Any great achievement or longed-for success with its accompanied reward(s) requires time, dedication, commitment, and hard work, with long hours of study, training, and practice.  Few worthwhile accomplishments or rewards are ever obtained overnight.  And if they are, they are seldom beneficial to the recipient in the long run.

Yet we are a society of instant gratification and immediate satisfaction: Buy now, pay later.  Play the stock market so as to get immediate payback with your investment.  Lose weight now, just take a pill.  Take short-cuts, avoid the wait; get short-term results now, instant satisfaction!

It is bad enough for individuals to only focus on short-term goals and immediate payback.  It is very bad however, when such attitudes and priorities affect a whole nation’s institutions and industries, such as our banking system or educational institutions and government programs.

For example, consider that most universities now offer fast-track MBA’s and other fast-track degree-completion programs.  Fast-Track!  It’s as if the time element in the educational/learning process is a minor factor that can be easily side-stepped or dismissed from the educational equation for mastering an academic subject.  Yet, how can a student really “master” the subject of “Business Administration” in a one year fast-track MBA master’s program, taking classes only one night a week or on designated weekends, while continuing to carry on other responsibilities as usual—family life, normal work hours, and other obligations and interests?  It’s unreal, i.e., unrealistic, to say the least.  Yet this is how such programs are often promoted.  I’d say that many universities (especially for-profit universities) are no longer in the business of education, knowledge and learning; they are degree factories, selling degrees for profit.  Might as well go buy a degree on-online and sidestep the educational/learning process altogether!  (I have heard that there is indeed a lucrative online black-market for such degrees.)

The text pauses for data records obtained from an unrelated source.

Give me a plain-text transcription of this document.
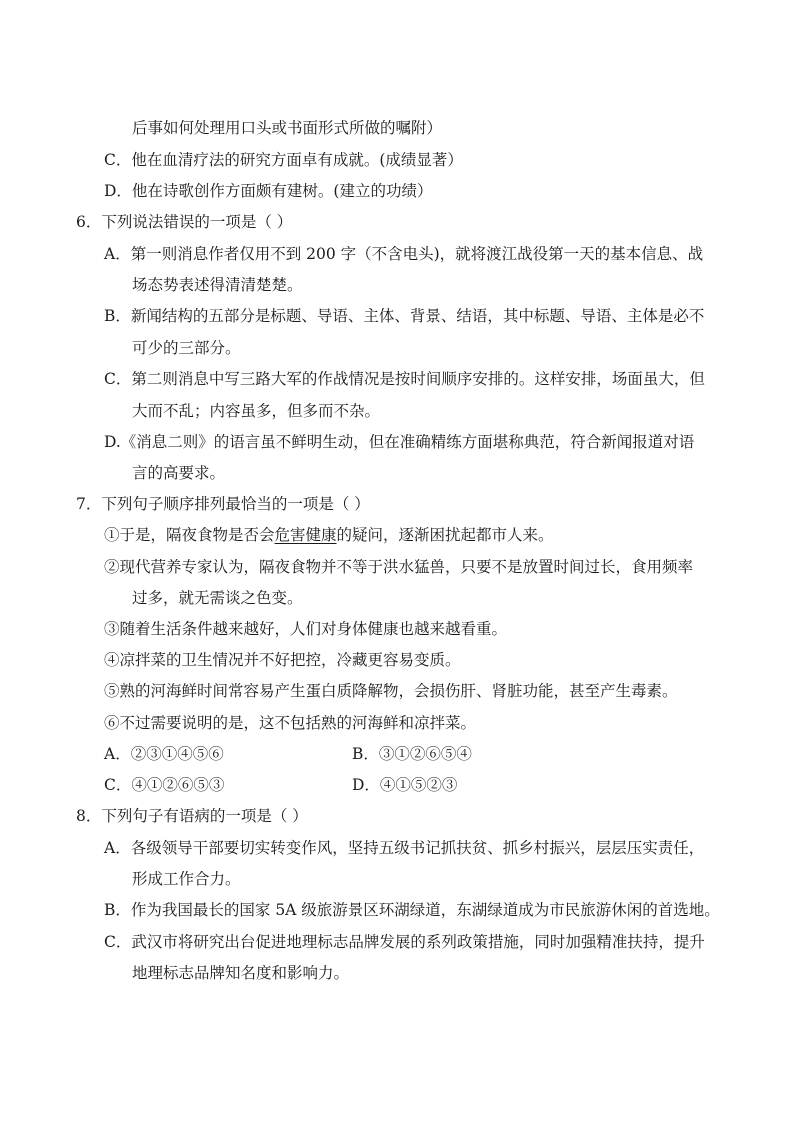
后事如何处理用口头或书面形式所做的嘱附）
C．他在血清疗法的研究方面卓有成就。(成绩显著）
D．他在诗歌创作方面颇有建树。(建立的功绩）
6．下列说法错误的一项是（ ）
A．第一则消息作者仅用不到 200 字（不含电头)，就将渡江战役第一天的基本信息、战
场态势表述得清清楚楚。
B．新闻结构的五部分是标题、导语、主体、背景、结语，其中标题、导语、主体是必不
可少的三部分。
C．第二则消息中写三路大军的作战情况是按时间顺序安排的。这样安排，场面虽大，但
大而不乱；内容虽多，但多而不杂。
D.《消息二则》的语言虽不鲜明生动，但在准确精练方面堪称典范，符合新闻报道对语
言的高要求。
7．下列句子顺序排列最恰当的一项是（ ）
①于是，隔夜食物是否会危害健康的疑问，逐渐困扰起都市人来。
②现代营养专家认为，隔夜食物并不等于洪水猛兽，只要不是放置时间过长，食用频率
过多，就无需谈之色变。
③随着生活条件越来越好，人们对身体健康也越来越看重。
④凉拌菜的卫生情况并不好把控，冷藏更容易变质。
⑤熟的河海鲜时间常容易产生蛋白质降解物，会损伤肝、肾脏功能，甚至产生毒素。
⑥不过需要说明的是，这不包括熟的河海鲜和凉拌菜。
A．②③①④⑤⑥	B．③①②⑥⑤④
C．④①②⑥⑤③	D．④①⑤②③
8．下列句子有语病的一项是（ ）
A．各级领导干部要切实转变作风，坚持五级书记抓扶贫、抓乡村振兴，层层压实责任，
形成工作合力。
B．作为我国最长的国家 5A 级旅游景区环湖绿道，东湖绿道成为市民旅游休闲的首选地。
C．武汉市将研究出台促进地理标志品牌发展的系列政策措施，同时加强精准扶持，提升
地理标志品牌知名度和影响力。
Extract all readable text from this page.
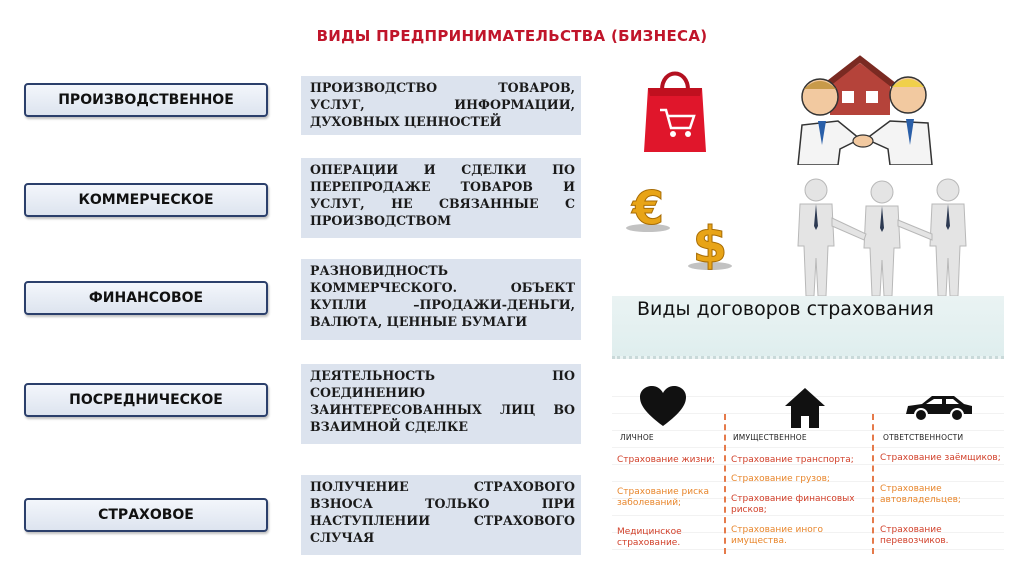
ВИДЫ ПРЕДПРИНИМАТЕЛЬСТВА (БИЗНЕСА)
ПРОИЗВОДСТВЕННОЕ
КОММЕРЧЕСКОЕ
ФИНАНСОВОЕ
ПОСРЕДНИЧЕСКОЕ
СТРАХОВОЕ
ПРОИЗВОДСТВО ТОВАРОВ, УСЛУГ, ИНФОРМАЦИИ, ДУХОВНЫХ ЦЕННОСТЕЙ
ОПЕРАЦИИ И СДЕЛКИ ПО ПЕРЕПРОДАЖЕ ТОВАРОВ И УСЛУГ, НЕ СВЯЗАННЫЕ С ПРОИЗВОДСТВОМ
РАЗНОВИДНОСТЬ КОММЕРЧЕСКОГО. ОБЪЕКТ КУПЛИ –ПРОДАЖИ-ДЕНЬГИ, ВАЛЮТА, ЦЕННЫЕ БУМАГИ
ДЕЯТЕЛЬНОСТЬ ПО СОЕДИНЕНИЮ ЗАИНТЕРЕСОВАННЫХ ЛИЦ ВО ВЗАИМНОЙ СДЕЛКЕ
ПОЛУЧЕНИЕ СТРАХОВОГО ВЗНОСА ТОЛЬКО ПРИ НАСТУПЛЕНИИ СТРАХОВОГО СЛУЧАЯ
€
$
Виды договоров страхования
ЛИЧНОЕ	ИМУЩЕСТВЕННОЕ	ОТВЕТСТВЕННОСТИ
Страхование жизни;
Страхование риска заболеваний;
Медицинское страхование.
Страхование транспорта;
Страхование грузов;
Страхование финансовых рисков;
Страхование иного имущества.
Страхование заёмщиков;
Страхование автовладельцев;
Страхование перевозчиков.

Nevertheless, the good things in life, including quality, seldom come instantly.  This is in stark contrast to our desire for instant gratification and immediate satisfaction.  Many people fail to obtain more out of life precisely for that reason: They want something, may even start-off with much fanfare and excitement in obtaining it, but when they find out that it takes dedicated effort, hard work, plus much time and patience to get it, they give-up and move on, telling themselves that it’s just not worth the effort or the wait—and it never is, for those who want immediate gratification.


This is why, as a nation, our infrastructure is wasting away and why we are so eager to “frack” for oil without first carefully analyzing its impact on our water systems and other negative effects it might have on our ecology.  This is why only now, after many years of drought, the State of California has only recently imposed strict limitations on public water usage—in a State where much of its Southern half has a semi-arid desert type climate.  This is why we allowed Wall Street’s banking and investment institutions to grow too big to fail and were then faced with an economic disaster in 2007/8. And this is why we are allowing the rich to continue to get richer at the expense of a shrinking middle-class, not to mention the devastating effects our banking, insurance, and other economic/monetary policies already have on the poor—whom we always blame for their poverty—as if our social/economic system has nothing to do with the condition of poverty in our nation.

We want what we want now!  And we care little about the belated consequences and long-term effects of our self-indulgent “satisfy me now!” lifestyle.